Le type se tut si brusquement que ses dents s’entrechoquèrent. Détalant comme un lapin, il regarda plusieurs fois derrière lui, comme s’il avait peur que les trois étrangers le pourchassent.

En recoupant d’autres témoignages, Moiraine établit que le bateau, la veille, avait précipitamment largué les amarres – à vrai dire, les marins les avaient même coupées – afin d’échapper à la foule en colère qui se déversait sur les quais. Nynaeve se demanda immédiatement si Egwene et les garçons étaient à bord. Une femme mentionna la présence d’un trouvère qui ressemblait fort à Thom Merrilin.

La Sage-Dame exposa sa théorie au sujet du bateau à Moiraine, qui l’écouta patiemment et émit pour tout commentaire un « peut-être » qui en disait long sur ses doutes.

Sur la place, une auberge était encore intacte et Moiraine décida d’y entrer. Debout sur le seuil de la salle commune divisée en deux par une cloison, elle tâta l’air avec sa main et eut un sourire énigmatique.

Les trois voyageurs mangèrent en silence, imitant en cela les autres (et rares) clients de l’établissement, tous concentrés sur leur assiette et leurs sombres pensées. Alors qu’il nettoyait les tables avec un coin de son tablier, l’aubergiste ne cessa pas une seconde de marmonner, mais bien trop bas pour qu’on puisse comprendre ce qu’il disait.

Captant la peur qui flottait dans l’air, Nynaeve songea que ce n’était sûrement pas l’endroit idéal pour dormir.

Au moment où les trois compagnons finissaient leur repas, sauçant leur assiette avec ce qui leur restait de pain, un soldat en uniforme entra dans l’auberge et se campa sur le seuil de la salle commune. Avec son casque à pointe et son plastron étincelant, Nynaeve le trouva impressionnant. Mais il gâcha tout en prenant une pose avantageuse, la main droite sur le pommeau de son épée alors que la gauche tirait sur son col beaucoup trop serré. Avec l’air grave qu’il tentait d’adopter, on eût dit le vieux Cenn Buie s’efforçant en vain de ressembler à un digne conseiller du village.

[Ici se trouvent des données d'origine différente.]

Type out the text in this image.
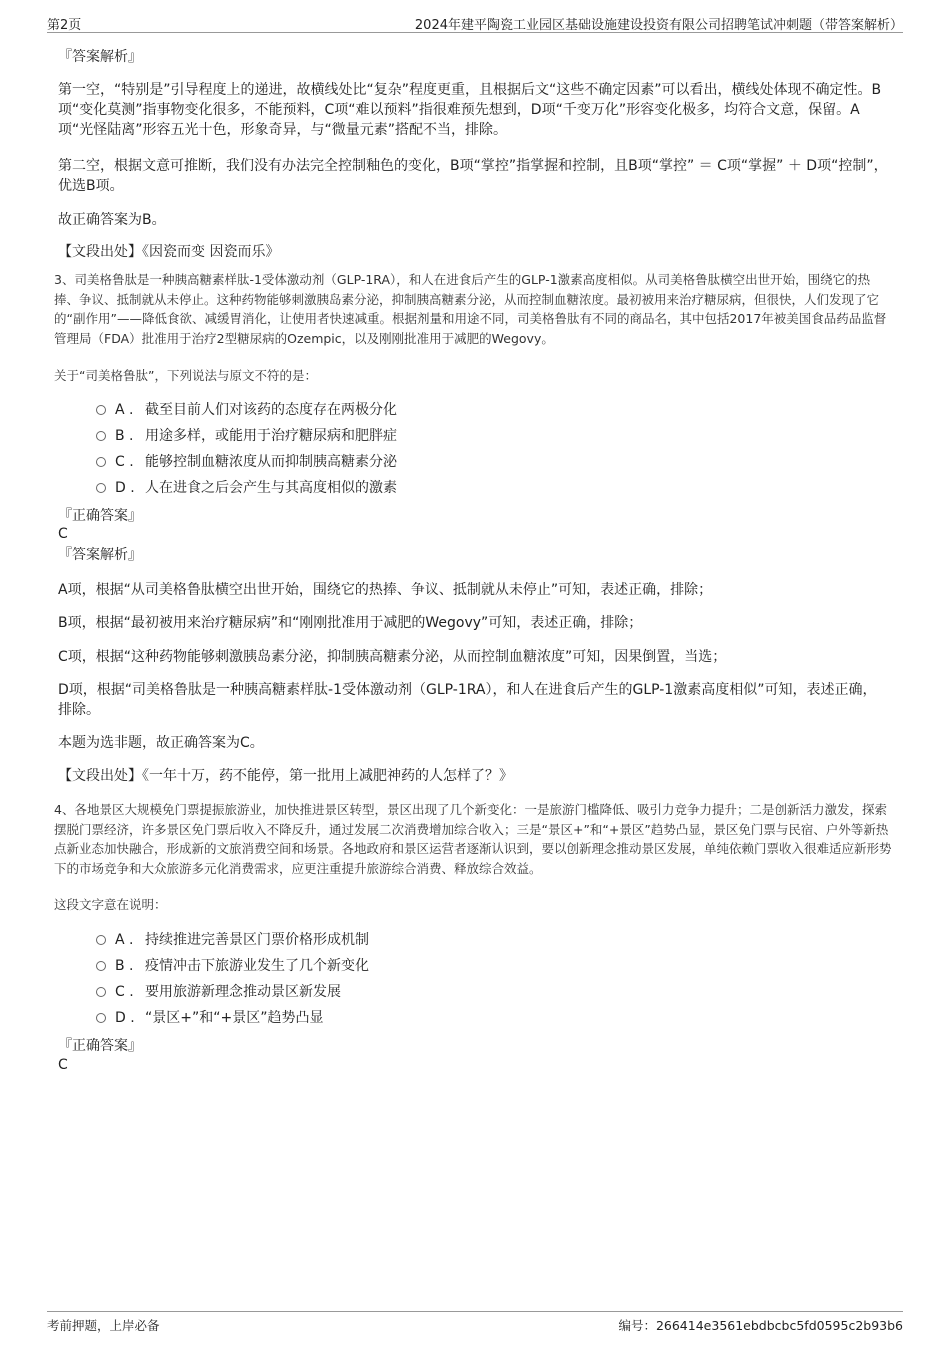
第2页	2024年建平陶瓷工业园区基础设施建设投资有限公司招聘笔试冲刺题（带答案解析）

『答案解析』

第一空，“特别是”引导程度上的递进，故横线处比“复杂”程度更重，且根据后文“这些不确定因素”可以看出，横线处体现不确定性。B项“变化莫测”指事物变化很多，不能预料，C项“难以预料”指很难预先想到，D项“千变万化”形容变化极多，均符合文意，保留。A项“光怪陆离”形容五光十色，形象奇异，与“微量元素”搭配不当，排除。

第二空，根据文意可推断，我们没有办法完全控制釉色的变化，B项“掌控”指掌握和控制，且B项“掌控” ＝ C项“掌握” ＋ D项“控制”，优选B项。

故正确答案为B。

【文段出处】《因瓷而变 因瓷而乐》

3、司美格鲁肽是一种胰高糖素样肽-1受体激动剂（GLP-1RA），和人在进食后产生的GLP-1激素高度相似。从司美格鲁肽横空出世开始，围绕它的热捧、争议、抵制就从未停止。这种药物能够刺激胰岛素分泌，抑制胰高糖素分泌，从而控制血糖浓度。最初被用来治疗糖尿病，但很快，人们发现了它的“副作用”——降低食欲、减缓胃消化，让使用者快速减重。根据剂量和用途不同，司美格鲁肽有不同的商品名，其中包括2017年被美国食品药品监督管理局（FDA）批准用于治疗2型糖尿病的Ozempic，以及刚刚批准用于减肥的Wegovy。

关于“司美格鲁肽”，下列说法与原文不符的是：

A . 截至目前人们对该药的态度存在两极分化
B . 用途多样，或能用于治疗糖尿病和肥胖症
C . 能够控制血糖浓度从而抑制胰高糖素分泌
D . 人在进食之后会产生与其高度相似的激素

『正确答案』

C

『答案解析』

A项，根据“从司美格鲁肽横空出世开始，围绕它的热捧、争议、抵制就从未停止”可知，表述正确，排除；

B项，根据“最初被用来治疗糖尿病”和“刚刚批准用于减肥的Wegovy”可知，表述正确，排除；

C项，根据“这种药物能够刺激胰岛素分泌，抑制胰高糖素分泌，从而控制血糖浓度”可知，因果倒置，当选；

D项，根据“司美格鲁肽是一种胰高糖素样肽-1受体激动剂（GLP-1RA），和人在进食后产生的GLP-1激素高度相似”可知，表述正确，排除。

本题为选非题，故正确答案为C。

【文段出处】《一年十万，药不能停，第一批用上减肥神药的人怎样了？》

4、各地景区大规模免门票提振旅游业，加快推进景区转型，景区出现了几个新变化：一是旅游门槛降低、吸引力竞争力提升；二是创新活力激发，探索摆脱门票经济，许多景区免门票后收入不降反升，通过发展二次消费增加综合收入；三是“景区+”和“+景区”趋势凸显，景区免门票与民宿、户外等新热点新业态加快融合，形成新的文旅消费空间和场景。各地政府和景区运营者逐渐认识到，要以创新理念推动景区发展，单纯依赖门票收入很难适应新形势下的市场竞争和大众旅游多元化消费需求，应更注重提升旅游综合消费、释放综合效益。

这段文字意在说明：

A . 持续推进完善景区门票价格形成机制
B . 疫情冲击下旅游业发生了几个新变化
C . 要用旅游新理念推动景区新发展
D . “景区+”和“+景区”趋势凸显

『正确答案』

C

考前押题，上岸必备	编号：266414e3561ebdbcbc5fd0595c2b93b6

— Un milicien…, souffla Lan. Sans intérêt…

L’homme fit du regard le tour de la pièce, repéra bien entendu les trois étrangers et hésita un moment. Puis il se jeta à l’eau, avançant pour leur demander d’une traite qui ils étaient, ce qu’ils venaient faire en ville et combien de temps ils avaient l’intention de rester.

— Le temps de finir ma bière, répondit Lan. (Il but une gorgée, puis regarda de nouveau le soldat.) Que la Lumière brille sur la bonne reine Morgase.

Le soldat ouvrit la bouche, la referma, regarda Lan avec une grande attention et recula d’instinct. Mais il se ressaisit très vite, les yeux volant de Moiraine à Nynaeve.

La Sage-Dame redouta qu’il fasse une grosse bêtise afin de ne pas passer pour un lâche devant deux femmes. D’expérience, elle savait que les hommes aimaient se comporter comme des idiots en de telles circonstances. Mais trop de choses étaient arrivées à Pont-Blanc et l’incertitude minait désormais l’esprit de ses mâles les plus triomphants. Regardant de nouveau Lan, le milicien sembla mesurer le défi. Le Champion restait impassible, mais il y avait ses yeux bleus si froids…

— Eh bien, buvez et partez, dit enfin l’homme. Il y a trop d’étrangers dans le coin, ces derniers temps…

Le soldat tourna les talons et se dirigea vers la porte en jetant un regard soupçonneux aux autres clients, qui ne s’en émurent pas plus que cela.

— Où allons-nous ? demanda à voix basse Nynaeve au Champion. On part à la recherche du bateau ?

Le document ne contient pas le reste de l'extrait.